Tissue engineering has long held promise for building new organs to replace damaged livers, blood vessels and other body parts. However, one major obstacle is getting cells grown in a lab dish to form 3-D shapes instead of flat layers.
Researchers at the MIT-Harvard Division of Health Sciences and Technology (HST) have come up with a new way to overcome that challenge, by encapsulating living cells in cubes and arranging them into 3-D structures, just as a child would construct buildings out of blocks.
The new technique, dubbed "micromasonry," employs a gel-like material that acts like concrete, binding the cell "bricks" together as it hardens. Ali Khademhosseini, assistant professor of HST, and former HST postdoctoral associate Javier Gomez Fernandez describe the work in a paper published online in the journal Advanced Materials.
The tiny cell bricks hold potential for building artificial tissue or other types of medical devices, says Jennifer Elisseeff, associate professor of biomedical engineering at Johns Hopkins University, who was not involved in the research. "They're very elegant and have a lot of flexibility in how you grow them," she says. "It's very creative."
To obtain single cells for tissue engineering, researchers have to first break tissue apart, using enzymes that digest the extracellular material that normally holds cells together. However, once the cells are free, it's difficult to assemble them into structures that mimic natural tissue microarchitecture.
Some scientists have successfully built simple tissues such as skin, cartilage or bladder on biodegradable foam scaffolds. "That works, but it often lacks a controlled microarchitecture," says Khademhosseini, who is also an assistant professor at Brigham and Women's Hospital. "You don't get tissues with the same complexity as normal tissues."
The HST researchers built their "biological Legos" by encapsulating cells within a polymer called polyethylene glycol (PEG), which has many medical uses. Their version of the polymer is a liquid that becomes a gel when illuminated, so when the PEG-coated cells are exposed to light, the polymer hardens and encases the cells in cubes with side lengths ranging from 100 to 500 millionths of a meter.
Once the cells are in cube form, they can be arranged in specific shapes using templates made of PDMS, a silicon-based polymer used in many medical devices. Both template and cell cubes are coated again with the PEG polymer, which acts as a glue that holds the cubes together as they pack themselves tightly onto the scaffold surface.

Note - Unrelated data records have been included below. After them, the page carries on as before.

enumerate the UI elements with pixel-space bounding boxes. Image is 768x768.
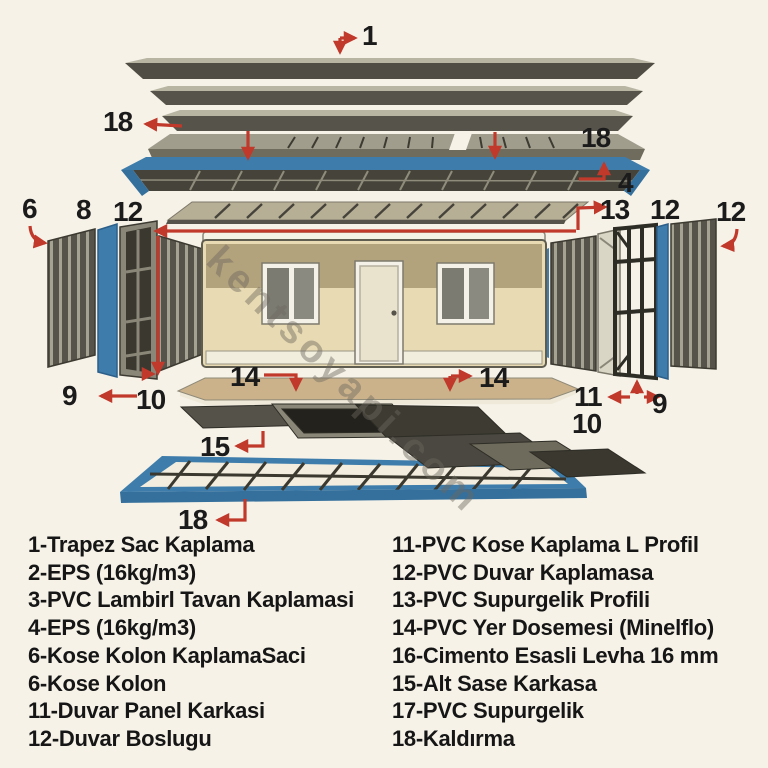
legend-item: 16-Cimento Esasli Levha 16 mm — [392, 642, 718, 670]
window-left — [262, 263, 319, 324]
diagram-graphics — [0, 0, 768, 530]
legend-item: 3-PVC Lambirl Tavan Kaplamasi — [28, 586, 354, 614]
wall-eps-blue-right — [657, 224, 668, 379]
legend-item: 6-Kose Kolon KaplamaSaci — [28, 642, 354, 670]
door-knob — [391, 310, 396, 315]
ceiling-hatched-panel — [166, 202, 588, 224]
callout-12-left: 12 — [113, 198, 142, 226]
callout-10-right: 10 — [572, 410, 601, 438]
legend-item: 15-Alt Sase Karkasa — [392, 670, 718, 698]
roof-ribbed-panel — [148, 133, 645, 160]
legend-item: 4-EPS (16kg/m3) — [28, 614, 354, 642]
legend-item: 11-PVC Kose Kaplama L Profil — [392, 531, 718, 559]
building — [202, 240, 546, 367]
legend-item: 14-PVC Yer Dosemesi (Minelflo) — [392, 614, 718, 642]
callout-12-far-right: 12 — [716, 198, 745, 226]
callout-12-right-mid: 12 — [650, 196, 679, 224]
door — [355, 261, 403, 364]
callout-10-left: 10 — [136, 386, 165, 414]
legend-right-column: 11-PVC Kose Kaplama L Profil 12-PVC Duva… — [392, 531, 718, 753]
roof-frame-blue — [121, 157, 650, 196]
legend-item: 12-Duvar Boslugu — [28, 725, 354, 753]
legend-item: 18-Kaldırma — [392, 725, 718, 753]
wall-corrugated-left-inner — [159, 236, 203, 371]
legend-item: 6-Kose Kolon — [28, 670, 354, 698]
callout-9-right: 9 — [652, 390, 667, 418]
callout-13: 13 — [600, 196, 629, 224]
exploded-container-house-diagram: kentsoyapi.com 1 18 18 4 13 12 12 6 8 12… — [0, 0, 768, 768]
callout-15: 15 — [200, 433, 229, 461]
callout-1: 1 — [362, 22, 377, 50]
wall-corrugated-left-outer — [48, 229, 95, 367]
callout-11-right: 11 — [574, 383, 602, 411]
window-right — [437, 263, 494, 324]
wall-corrugated-right-outer — [671, 219, 716, 369]
legend-item: 1-Trapez Sac Kaplama — [28, 531, 354, 559]
wall-corrugated-right-inner — [551, 236, 596, 371]
callout-9-left: 9 — [62, 382, 77, 410]
legend-left-column: 1-Trapez Sac Kaplama 2-EPS (16kg/m3) 3-P… — [28, 531, 354, 753]
callout-8: 8 — [76, 196, 91, 224]
callout-4: 4 — [618, 169, 633, 197]
roof-sheet-2 — [150, 86, 643, 105]
legend-item: 13-PVC Supurgelik Profili — [392, 586, 718, 614]
callout-18-top-right: 18 — [581, 124, 610, 152]
callout-6: 6 — [22, 195, 37, 223]
wall-eps-blue-left — [98, 224, 117, 377]
callout-18-top-left: 18 — [103, 108, 132, 136]
roof-sheet-1 — [125, 58, 655, 79]
callout-14-left: 14 — [230, 363, 259, 391]
wall-frame-panel-left — [120, 221, 157, 379]
roof-sheet-3 — [162, 110, 633, 131]
callout-18-bottom: 18 — [178, 506, 207, 534]
legend-item: 12-PVC Duvar Kaplamasa — [392, 559, 718, 587]
legend-item: 17-PVC Supurgelik — [392, 697, 718, 725]
callout-14-right: 14 — [479, 364, 508, 392]
legend-item: 2-EPS (16kg/m3) — [28, 559, 354, 587]
wall-open-frame-right — [615, 225, 656, 378]
legend-item: 11-Duvar Panel Karkasi — [28, 697, 354, 725]
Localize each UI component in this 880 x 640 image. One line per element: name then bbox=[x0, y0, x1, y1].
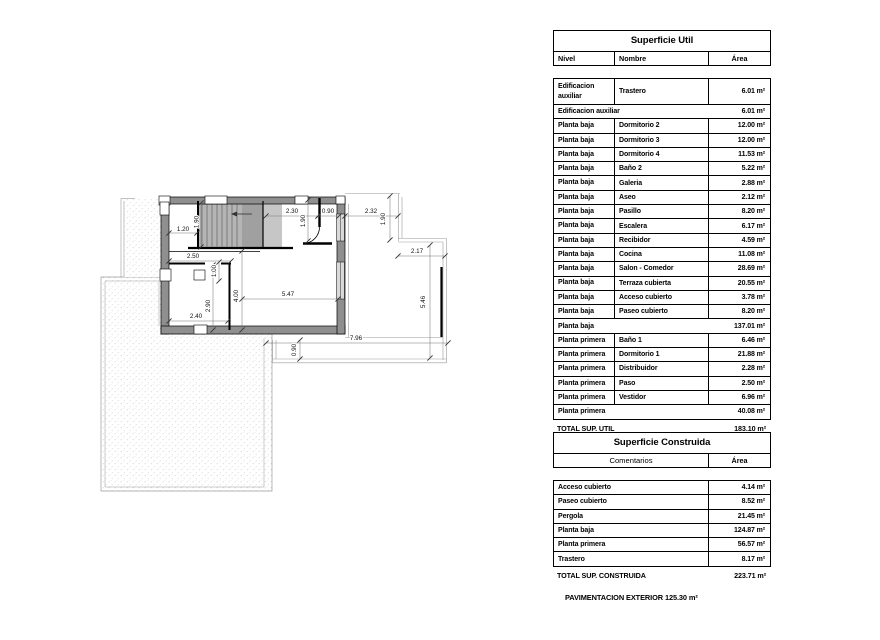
cell-nombre: Dormitorio 3 bbox=[614, 134, 708, 147]
cell-nivel: Planta primera bbox=[554, 334, 614, 347]
cell-area: 5.22 m² bbox=[708, 162, 770, 175]
cell-nombre: Trastero bbox=[614, 79, 708, 104]
table-body: Acceso cubierto4.14 m²Paseo cubierto8.52… bbox=[553, 480, 771, 567]
cell-nivel: Planta baja bbox=[554, 248, 614, 261]
cell-area: 2.12 m² bbox=[708, 191, 770, 204]
cell-subtotal-area: 137.01 m² bbox=[708, 319, 770, 332]
cell-nombre: Escalera bbox=[614, 219, 708, 232]
table-row: Planta primera40.08 m² bbox=[554, 404, 770, 418]
cell-subtotal-area: 6.01 m² bbox=[708, 105, 770, 118]
table-row: Planta bajaDormitorio 411.53 m² bbox=[554, 147, 770, 161]
cell-label: Planta baja bbox=[554, 524, 708, 537]
table-row: Planta primera56.57 m² bbox=[554, 537, 770, 551]
table-header-row: Comentarios Área bbox=[554, 454, 770, 467]
door-swing-arc bbox=[303, 227, 320, 244]
cell-nombre: Acceso cubierto bbox=[614, 291, 708, 304]
cell-area: 2.28 m² bbox=[708, 362, 770, 375]
table-row: Planta bajaDormitorio 312.00 m² bbox=[554, 133, 770, 147]
dimension-label: 4.00 bbox=[233, 289, 240, 302]
cell-subtotal-label: Planta primera bbox=[554, 405, 708, 418]
table-row: Planta bajaPaseo cubierto8.20 m² bbox=[554, 304, 770, 318]
cell-subtotal-label: Planta baja bbox=[554, 319, 708, 332]
table-row: Planta bajaBaño 25.22 m² bbox=[554, 161, 770, 175]
dimension-label: 7.96 bbox=[350, 335, 363, 342]
cell-nombre: Paseo cubierto bbox=[614, 305, 708, 318]
table-row: Planta bajaRecibidor4.59 m² bbox=[554, 233, 770, 247]
table-row: Trastero8.17 m² bbox=[554, 551, 770, 565]
cell-nivel: Planta primera bbox=[554, 391, 614, 404]
table-row: Edificacion auxiliarTrastero6.01 m² bbox=[554, 79, 770, 104]
cell-nombre: Salon - Comedor bbox=[614, 262, 708, 275]
superficie-construida-table: Superficie Construida Comentarios Área A… bbox=[553, 432, 771, 580]
table-header-row: Nivel Nombre Área bbox=[554, 52, 770, 65]
cell-nombre: Baño 1 bbox=[614, 334, 708, 347]
cell-label: Pergola bbox=[554, 510, 708, 523]
cell-nombre: Paso bbox=[614, 377, 708, 390]
total-row: TOTAL SUP. UTIL 183.10 m² bbox=[553, 420, 771, 433]
cell-label: Paseo cubierto bbox=[554, 495, 708, 508]
dimension-label: 2.30 bbox=[286, 208, 299, 215]
floor-plan: 1.201.902.300.902.321.901.902.175.462.50… bbox=[0, 0, 500, 640]
table-row: Planta primeraDormitorio 121.88 m² bbox=[554, 347, 770, 361]
column-header-nivel: Nivel bbox=[554, 52, 614, 65]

After the cubes are arranged properly, they are illuminated again, and the liquid holding the cubes together solidifies. When the template is removed, the cubes hold their new structure.
Gomez Fernandez and Khademhosseini used this method to build tubes that could function as capillaries, potentially helping to overcome one of the most persistent problems with engineered organs -- lack of an immediate blood supply. "If you build an organ, but you can't provide nutrients, it is going to die," says Gomez Fernandez, now a postdoctoral fellow at Harvard. They hope their work could also lead to a new way to make artificial liver or cardiac tissue.
Other researchers have developed a technique called organ printing to create complex 3-D tissues, but that process requires a robotic machine that is not in widespread use. The new technique does not require any special equipment. "You can reproduce this in any lab," says Gomez Fernandez. "It's very simple."
To get to the point where these engineered tissues could become clinically useful, "the short-term next step is really looking at different cell types and the viability of tissue growth," says Elisseeff. The researchers are now doing that, and they are also exploring the use of different polymers that could replace PEG and offer more control over cell placement.